だから寂しくなかった。ライヴが終わって帰り道の渋谷を一人で歩いても、渋谷のホームであなたの大きな写真を見ても。



なのに、なんでだろう。新幹線のホームで待っていたら、急になみだが込み上げてきた。
今日まで近かったのに、これに乗るとまたあなたと遠くに離れてしまうと思うと、悲しくなってきて、ぽたぽたとなみだがこぼれ落ちていった。


一人泣いているとあなたの着信が入った。
帰る時間は言っていた。
忙しいのがわかっていたし、来てもらおうなんて思ってもいなかったから。


近くにいるからと言われて指定された場所まで歩く、どんどん道ゆく人が消えてゆく。ひっそりとした場所にその扉はあった。

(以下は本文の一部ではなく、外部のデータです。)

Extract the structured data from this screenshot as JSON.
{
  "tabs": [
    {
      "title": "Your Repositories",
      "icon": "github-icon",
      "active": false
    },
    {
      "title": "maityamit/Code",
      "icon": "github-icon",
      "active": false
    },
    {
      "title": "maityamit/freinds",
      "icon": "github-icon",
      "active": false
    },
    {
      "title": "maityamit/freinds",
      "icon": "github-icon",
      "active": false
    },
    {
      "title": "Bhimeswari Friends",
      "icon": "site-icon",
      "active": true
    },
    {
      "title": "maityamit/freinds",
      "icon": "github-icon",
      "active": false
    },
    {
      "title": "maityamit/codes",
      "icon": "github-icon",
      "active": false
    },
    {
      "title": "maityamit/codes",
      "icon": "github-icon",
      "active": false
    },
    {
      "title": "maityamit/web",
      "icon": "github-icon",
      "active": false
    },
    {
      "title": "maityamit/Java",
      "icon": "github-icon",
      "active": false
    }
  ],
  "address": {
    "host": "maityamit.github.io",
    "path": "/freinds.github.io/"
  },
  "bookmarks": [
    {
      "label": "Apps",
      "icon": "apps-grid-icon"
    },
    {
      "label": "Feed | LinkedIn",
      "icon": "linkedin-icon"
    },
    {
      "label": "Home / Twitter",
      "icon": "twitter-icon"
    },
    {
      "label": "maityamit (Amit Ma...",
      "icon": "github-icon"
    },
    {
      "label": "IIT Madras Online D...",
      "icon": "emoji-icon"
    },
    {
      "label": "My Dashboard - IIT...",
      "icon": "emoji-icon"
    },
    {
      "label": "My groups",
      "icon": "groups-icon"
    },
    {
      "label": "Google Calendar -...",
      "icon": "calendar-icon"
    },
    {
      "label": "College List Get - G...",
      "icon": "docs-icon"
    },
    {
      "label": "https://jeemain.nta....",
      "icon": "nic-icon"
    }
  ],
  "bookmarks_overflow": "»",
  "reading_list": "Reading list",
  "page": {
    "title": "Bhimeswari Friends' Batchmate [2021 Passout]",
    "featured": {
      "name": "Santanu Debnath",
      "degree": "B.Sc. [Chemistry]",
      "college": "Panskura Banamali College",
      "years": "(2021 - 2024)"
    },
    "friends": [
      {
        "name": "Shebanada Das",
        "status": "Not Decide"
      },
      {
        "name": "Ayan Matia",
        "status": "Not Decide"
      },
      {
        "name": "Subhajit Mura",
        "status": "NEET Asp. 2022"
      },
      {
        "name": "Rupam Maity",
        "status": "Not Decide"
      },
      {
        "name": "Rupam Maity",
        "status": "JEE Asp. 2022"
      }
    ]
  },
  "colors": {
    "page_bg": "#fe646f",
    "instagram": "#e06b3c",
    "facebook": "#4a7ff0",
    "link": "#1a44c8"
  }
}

「みんなに迷惑掛かるから出入りはここになったんだ。」
とあなたが言っていた、


その扉は有名人らが駅を移動する際に混乱を防ぐ為に使われるらしい。



扉を開けるとあなたがいた。手を引かれて歩く、誰もいない角まで。



びっくりしたよ
って笑ってごまかしたけど、私はさっきまでホームで完全に泣いていた。



あなたの目はじっとこちらを見つめていた。



何も言わずに抱きしめられた。きつく、きつく。
あなたの胸元で。



「ごめんな」ってつぶやいた。
あやまらないで



あなたがポケットから何かを取り出した。



昨日のライヴで手首にしてたひまわりだった。



私の手首に通してくれた。少し微笑みながら。


少しの時間でも煌めくような二人だけの再会だった。